J’étais enceinte de huit mois, ma sœur était à mes côtés pour assister à mon échographie. La technicienne venait de me confirmer que tout était beau, les reins fonctionnaient bien. Il était en santé, ce bébé à naître. J’étais soulagée et elle m’a posé la question : voulez-vous connaître le sexe? J’étais curieuse, je voulais savoir. Ma sœur qui est infirmière a compris tout de suite alors que moi je me demandais ce que l’écran me montrait. Elle s’est écriée : « C’est une petite fille! »
Un mélange d’émotions m’a traversée. Honnêtement, je pensais porter un garçon. J’étais ravie d’avoir une petite fille, mais j’ai tout de suite pensé à ma grande et mon cœur de mère s’est serré. J’avais un fils qui était en parfaite santé, neurotypique, il était ce à quoi je m’attendais. Ma fille, mon aînée, j’étais passée par une série de deuils, de confrontations émotives, de vraies montagnes russes puisqu’elle cumulait les diagnostics. Comprendre ma grande était complexe. Je me sentais souvent incompétente. Est-ce que cette petite fille à venir allait m’éloigner de ma grande si elle, elle n’avait pas de diagnostics? Est-ce que de vivre, ce qui n’avait pas été possible avec ma plus vieille, me rapprocherait tellement de ma plus jeune, que mon aînée se retrouverait dans l’ombre? J’ai douté au début, mais les années m’ont confirmé le contraire.
Nous avons fêté les 3 ans de Livia et non, elle n’a pris la place de personne. Par contre, je mentirais si j’affirmais que la complicité que j’ai avec elle ne me fait pas plaisir. On se ressemble elle et moi. Jouer avec elle, c’est agréable, car elle réagit, elle renchérit. Elle m’imite, met mes souliers, adore les jeux de rôles. Lorsque j’entre dans son monde imaginaire, je suis bien, le temps s’arrête.
Je n’ai jamais rêvé d’avoir une mini-moi, mais j’avoue que je trouve ça mignon. Son caractère est le mien selon ma mère. Ses mimiques sont également les miennes selon mon conjoint. Sa sensibilité me fait sourire, car je me reconnais en elle. Elle chante, elle danse, on dirait moi quand j’avais son âge, lorsque je visionne de vieilles captures vidéo.

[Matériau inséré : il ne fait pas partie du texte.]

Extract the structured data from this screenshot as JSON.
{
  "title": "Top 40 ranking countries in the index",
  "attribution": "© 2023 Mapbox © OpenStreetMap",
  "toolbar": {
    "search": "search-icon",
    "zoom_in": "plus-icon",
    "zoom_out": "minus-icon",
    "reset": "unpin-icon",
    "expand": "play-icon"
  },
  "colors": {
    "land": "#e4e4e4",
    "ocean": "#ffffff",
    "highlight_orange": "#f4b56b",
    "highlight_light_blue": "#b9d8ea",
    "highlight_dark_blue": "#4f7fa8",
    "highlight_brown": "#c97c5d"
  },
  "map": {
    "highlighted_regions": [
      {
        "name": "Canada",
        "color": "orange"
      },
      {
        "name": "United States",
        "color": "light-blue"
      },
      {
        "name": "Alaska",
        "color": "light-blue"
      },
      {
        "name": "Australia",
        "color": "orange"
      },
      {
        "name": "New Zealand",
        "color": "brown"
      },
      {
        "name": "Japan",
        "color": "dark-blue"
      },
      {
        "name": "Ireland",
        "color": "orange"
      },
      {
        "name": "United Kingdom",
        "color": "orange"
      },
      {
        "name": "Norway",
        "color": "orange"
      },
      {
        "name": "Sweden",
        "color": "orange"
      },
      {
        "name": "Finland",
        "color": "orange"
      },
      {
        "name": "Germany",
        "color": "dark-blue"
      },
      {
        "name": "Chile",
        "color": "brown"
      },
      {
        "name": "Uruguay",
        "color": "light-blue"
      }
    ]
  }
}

Les années vont sûrement la changer et honnêtement je ne m’y opposerai pas. Je ne tiens pas à ce que ma fille suive mes traces et fasse de moi son seul modèle. Je souhaite lui apprendre à s’ouvrir au monde, à faire des choix selon ses intérêts personnels et surtout, à avoir assez confiance en elle pour s’inspirer du parcours des autres tout en traçant le sien.
C’est sûrement avec un brin de nostalgie que je me souviendrai de l’époque où elle était une version mini de moi, mais je lui souhaite d’aller plus loin. D’aller là où je ne suis pas allée, par peur ou manque de temps, d’apprendre ce que je ne connais pas et de s’épanouir avec les bases que je lui aurai transmises, afin qu’elle ait suffisamment confiance en elle pour de se définir elle-même.